Different PEG-PLGA Matrices Influence In Vivo Optical/Photoacoustic Imaging Performance and Biodistribution of NIR-Emittingπ-Conjugated Polymer Contrast Agents

The pi-conjugated polymer poly[2,6-(4,4-bis-(2-ethylhexyl)-4H-cyclopenta[2,1-b;3,4-b0]-dithiophene)-alt-4,7-(2,1,3-benzothiadiazole)] (PCPDTBT) with deep-red/near-infrared (NIR) absorption and emission has been investigated as a contrast agent for in vivo optical and photoacoustic imaging.
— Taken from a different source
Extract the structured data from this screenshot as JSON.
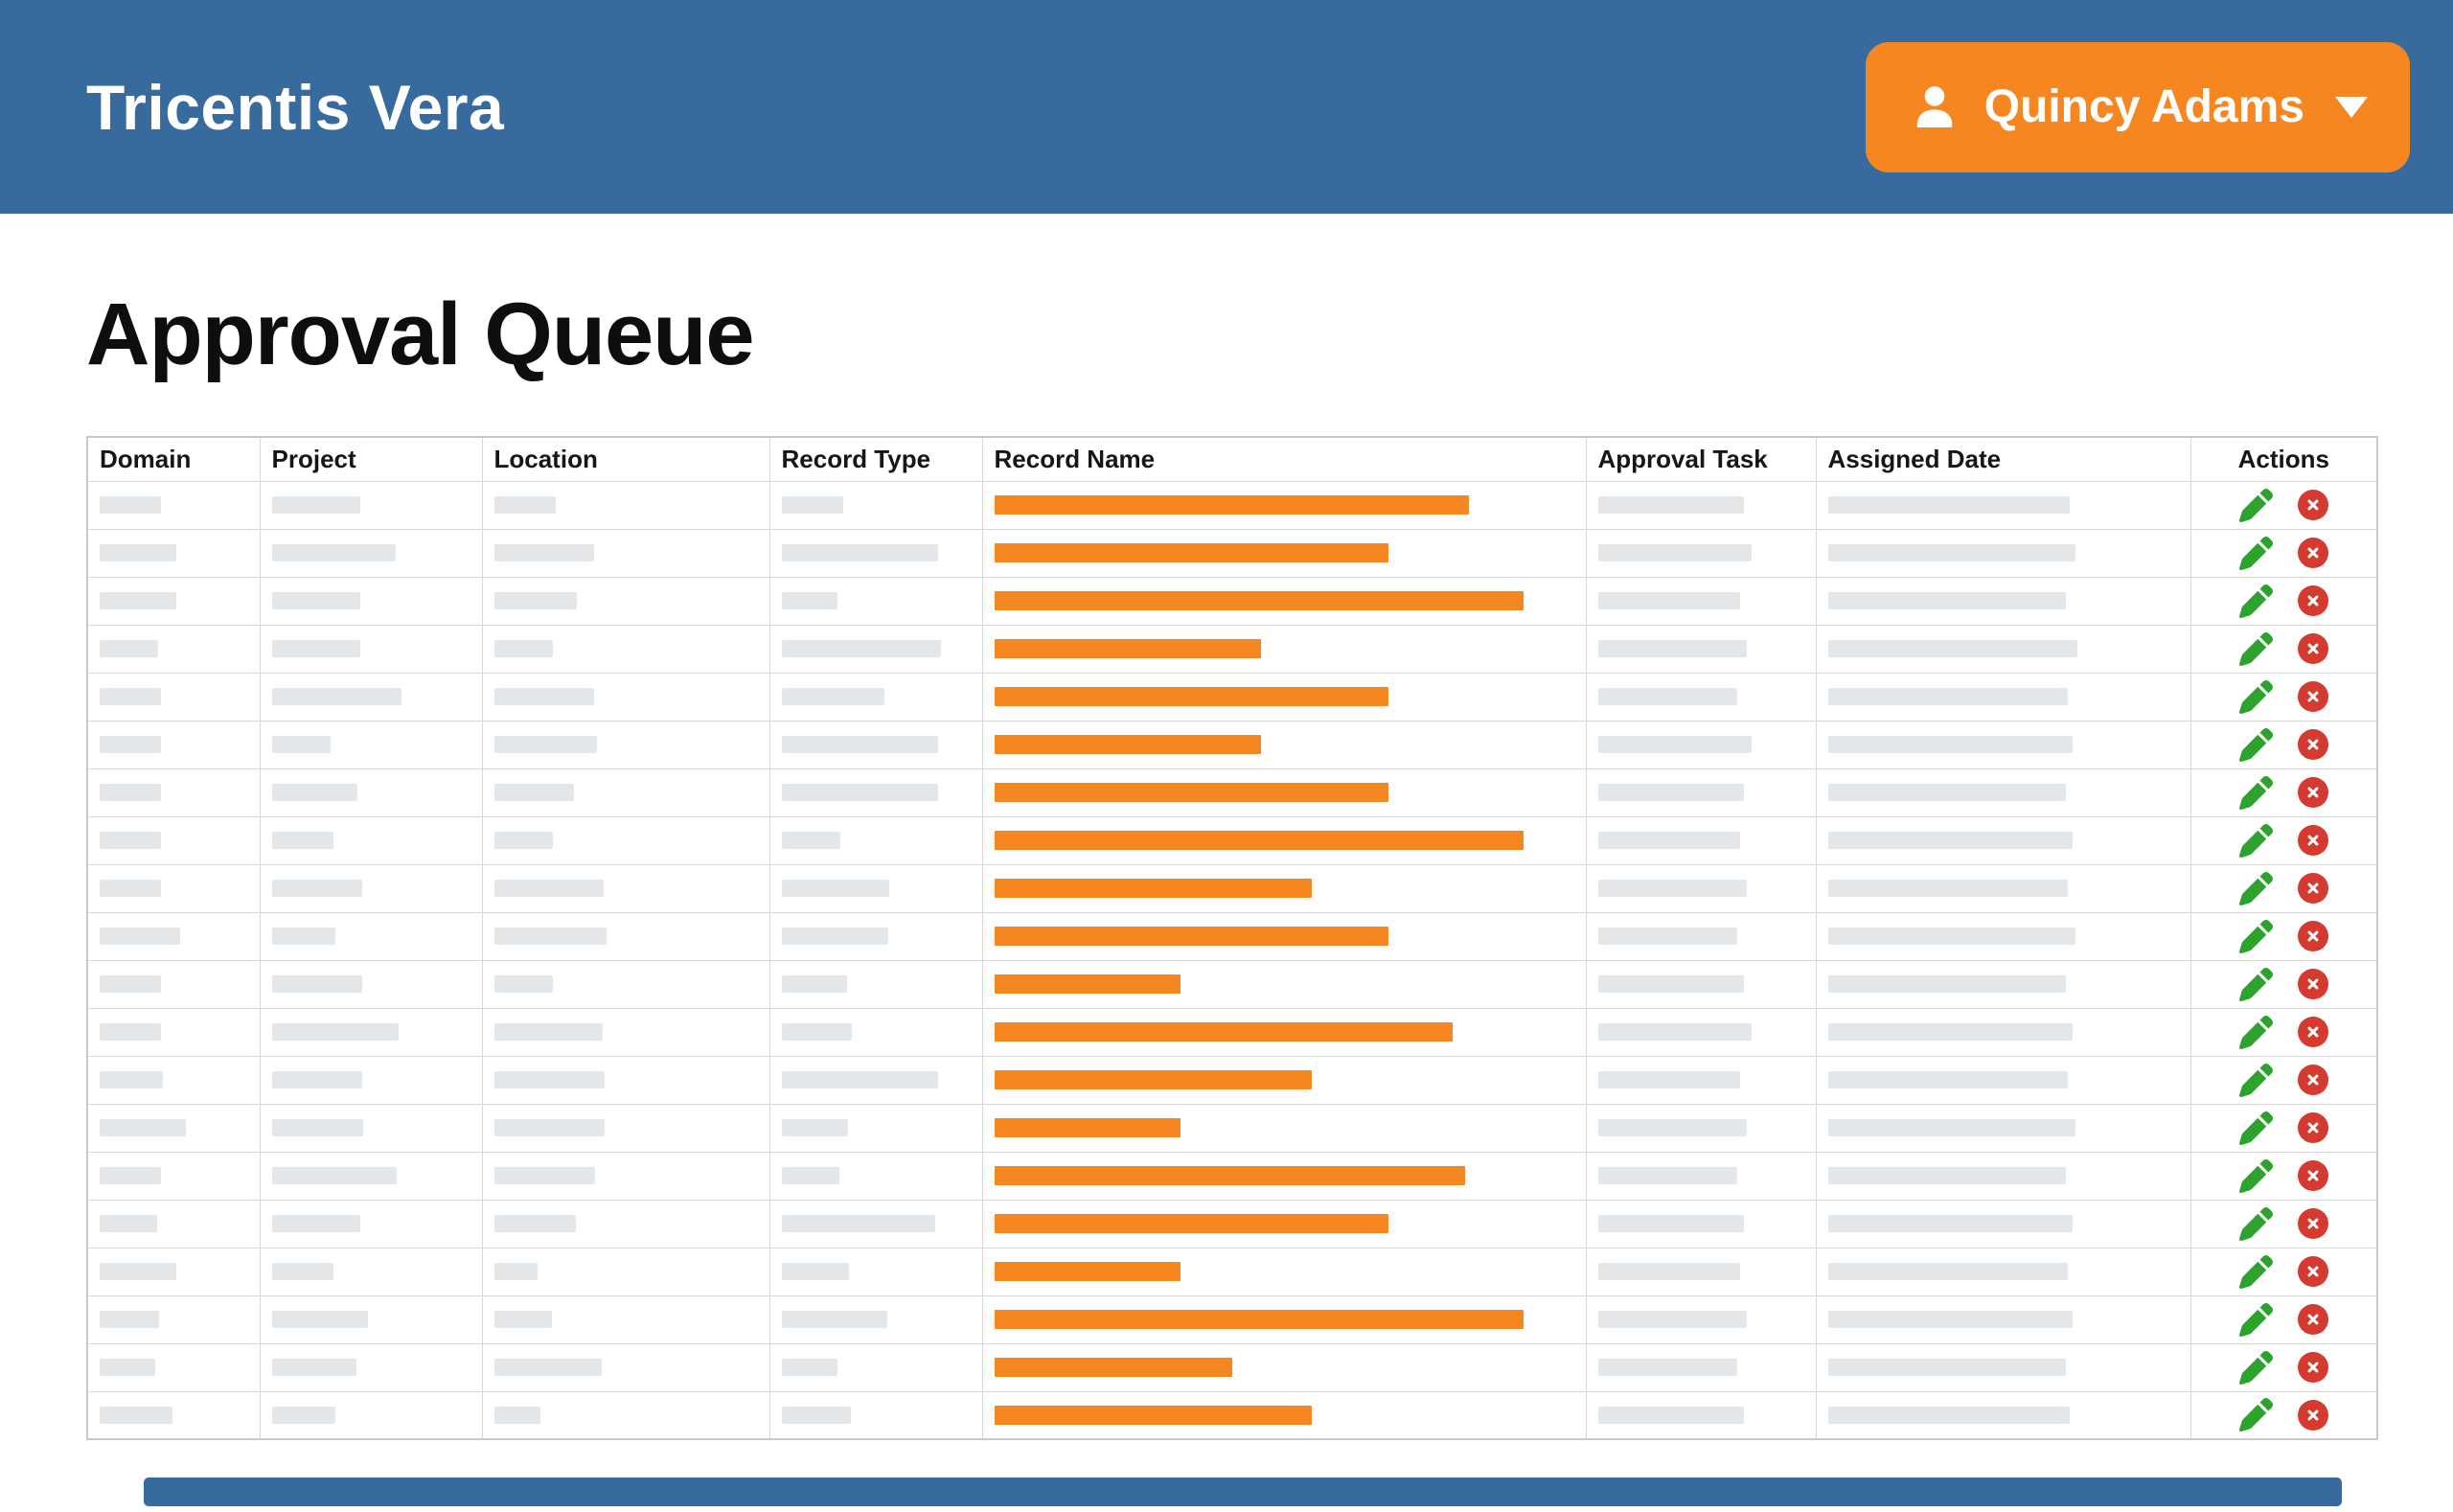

PCPDTBT is encapsulated within poly(ethylene glycol) methyl ether-block-poly(lactide-co-glycolide) (PEG(2kDa)-PLGA(4kDa)or PEG(5kDa)-PLGA(55kDa)) micelles or enveloped by the phospholipid, 1,2-dipalmitoyl-sn-glycero-3-phosphoethanolamine-N-[methoxy(polyethylene glycol)-2000] (PEG(2kDa)-DPPE), to investigate the formulation effect on imaging performance, biodistribution, and biocompatibility. Nanoparticles that meet the quality requirements for parenteral administration are generated with similar physicochemical properties. Optical phantom imaging reveals that both PEG-PLGA systems exhibit a 30% higher signal-to-background ratio (SBR) than PEG(2kDa)-DPPE. This trend cannot be observed in a murine HeLa xenograft model following intravenous administration since dramatic differences in biodistribution are observed. PEG(2kDa)-PLGA(4kDa)systems accumulate more rapidly in the liver compared to other formulations and PEG(2kDa)-DPPE demonstrates a higher tumor localization. Protein content in the hard corona differs between formulations (PEG(2kDa)-DPPE < PEG(2kDa)-PLGA(4kDa)< PEG(5kDa)-PLGA(55kDa)), although this observation alone does not explain biodistribution patterns. PEG(2kDa)-PLGA(4kDa)systems show the highest photoacoustic amplitude in a phantom, but also a lower signal in the tumor due to differences in biodistribution. This study demonstrates that formulations for conjugated polymer contrast agents can have significant impact on both imaging performance and biodistribution.

Automated summary

This study investigated the use of PCPDTBT as a contrast agent for optical imaging, examining the impact of different encapsulation methods on imaging performance, biodistribution, and biocompatibility. Results showed that formulations have a significant impact on both imaging performance and biodistribution, indicating the importance of further exploration in this area.